I’m temperamentally disposed to agree with her. Working customer service jobs can be a valuable part of anyone’s upbringing. If Legaspi had focused the unfairness of her situation, I would likely be writing a post about how she overlooked the positive aspects of working. So while I’m about to disagree with her, I do so in the spirit of supplementing, not negating, what she’s saying.
My disagreement: We should beware overlearning those lessons. While “putting oneself first”–or more accurately, being in the position to do so–“is the essence of privilege,” it’s sometimes necessary. My ability to go to the dentist and afford the visit is also part of my privilege. But I’m not going to abstain from those visits because others cannot enjoy the same treatment. (And to be clear, Legaspi is not saying I should. She is saying, in part, that recovery, survival, and self-care involve interacting with the real world, and that world is not going to out of its way to accommodate her needs.)
Service work doesn’t always expand one’s “capacity for resilience.” It can sometimes be degrading. Legaspi doesn’t deny that, but sometimes the solution to degrading circumstances isn’t always putting the customer (or whoever) first. Sometimes it involves engaging in the resistance necessary to keep one’s dignity in the workplace, or at least make the job more survivable. Legaspi doesn’t tell us whether or how she may have “resisted,” and I probably am too eager to see “resistance” where it isn’t, or to say it should be resorted to when it needn’t. (For some labor historians, an employee going on a bathroom break can count as “resistance to dominant structures of exploitation.”)
Still, Legaspi’s lessons need to be balanced against what a lifetime of such labor might entail. As Megan McArdle said in a different but relevant context,
I’m thinking it’s a lot harder to get out of bed on Monday in year 13 of your stint as a janitor than it was on day 300–and that it’s harder to get out of bed on Day 300 if you know there’s probably going to be a Year 13.
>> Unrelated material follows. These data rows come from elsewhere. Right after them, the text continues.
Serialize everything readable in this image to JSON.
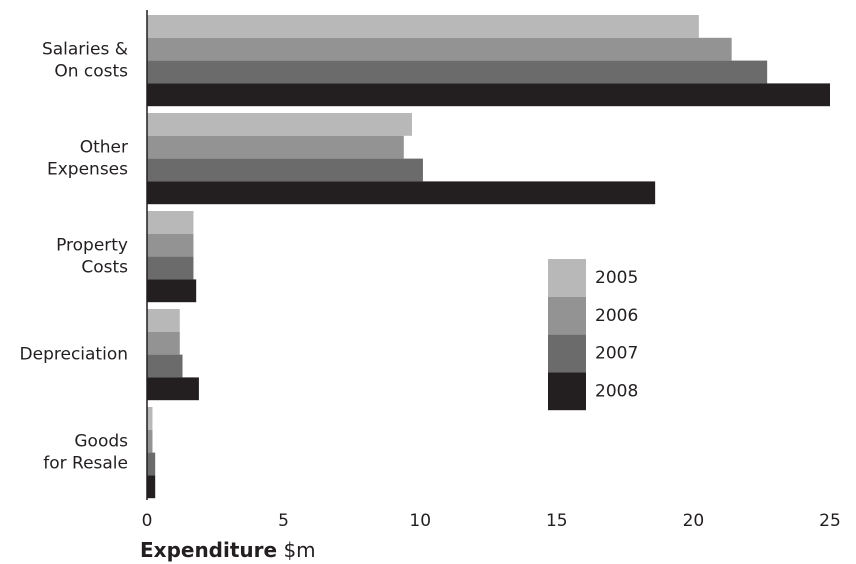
{
  "chart_data": {
    "type": "bar",
    "orientation": "horizontal",
    "categories": [
      [
        "Salaries &",
        "On costs"
      ],
      [
        "Other",
        "Expenses"
      ],
      [
        "Property",
        "Costs"
      ],
      [
        "Depreciation"
      ],
      [
        "Goods",
        "for Resale"
      ]
    ],
    "series": [
      {
        "name": "2005",
        "color": "#b8b8b9",
        "values": [
          20.2,
          9.7,
          1.7,
          1.2,
          0.2
        ]
      },
      {
        "name": "2006",
        "color": "#939394",
        "values": [
          21.4,
          9.4,
          1.7,
          1.2,
          0.2
        ]
      },
      {
        "name": "2007",
        "color": "#6b6b6c",
        "values": [
          22.7,
          10.1,
          1.7,
          1.3,
          0.3
        ]
      },
      {
        "name": "2008",
        "color": "#231f20",
        "values": [
          25.0,
          18.6,
          1.8,
          1.9,
          0.3
        ]
      }
    ],
    "xlim": [
      0,
      25
    ],
    "xticks": [
      0,
      5,
      10,
      15,
      20,
      25
    ],
    "xlabel": [
      "Expenditure",
      "$m"
    ],
    "legend": "center-right"
  }
}
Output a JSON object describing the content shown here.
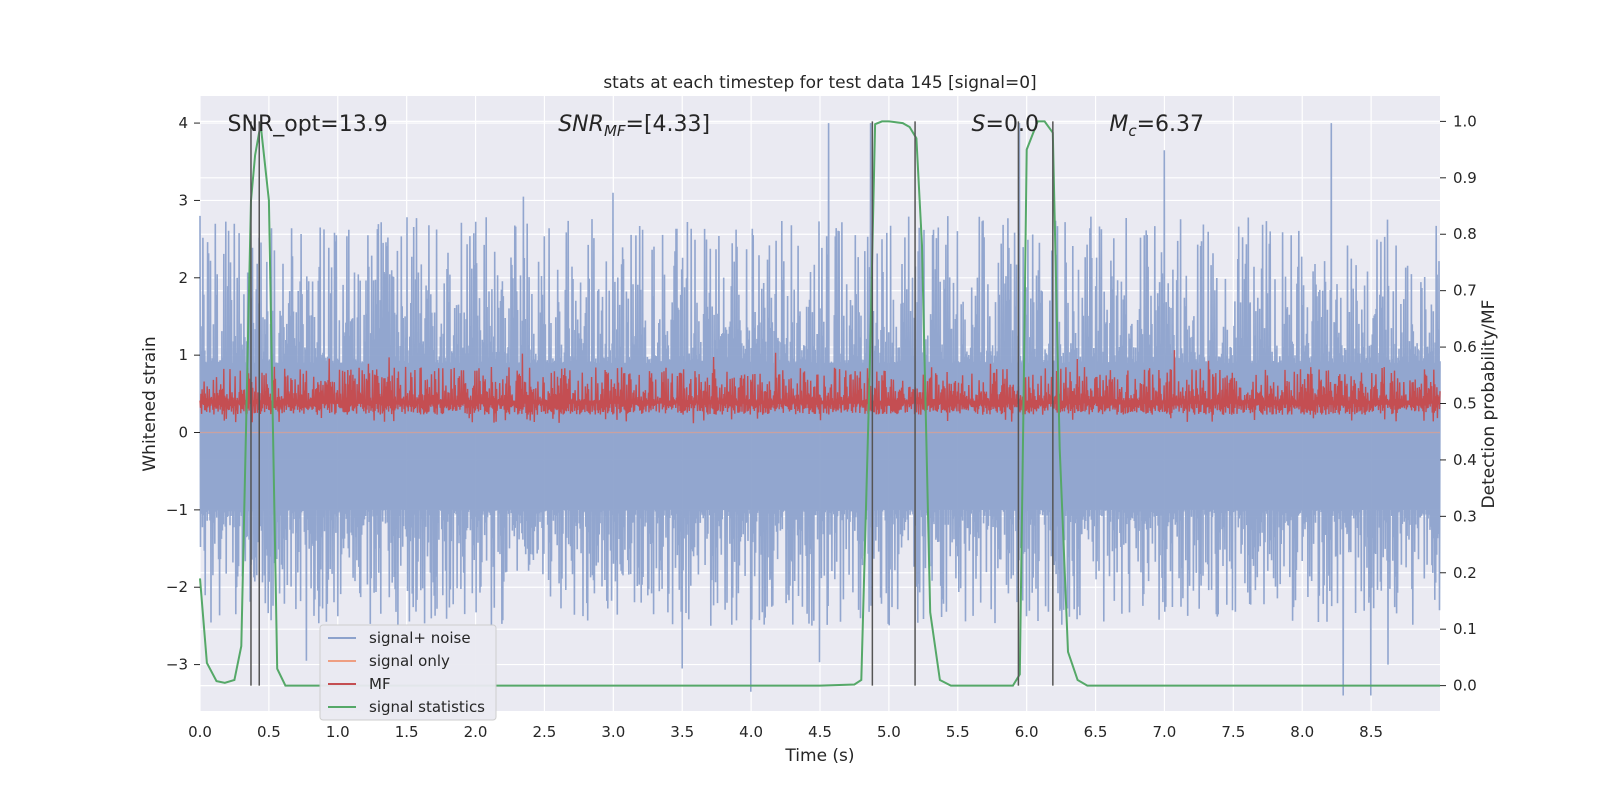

I’ll repeat that overall I agree with Legaspi. I am trying only to warn against the uses to which it’s possible to take her argument. I’ll close with the words of one person who commented to her column and with which I agree:
I’ve also worked unpleasant jobs: some of them early in my career when I didn’t have a choice, and had to stick them out; some of them much further along in my career, when I had the resources to wish my unpleasant boss well and quit. I wish those sorts of jobs didn’t need to exist. I wish nobody ever had to shut up and smile and take it, from an unreasonable boss or customer. But allowing the difficulties you encounter to shape and form you in virtue and discipline is a great thing. And having the wisdom to understand that this is what’s happening is even better. Well done.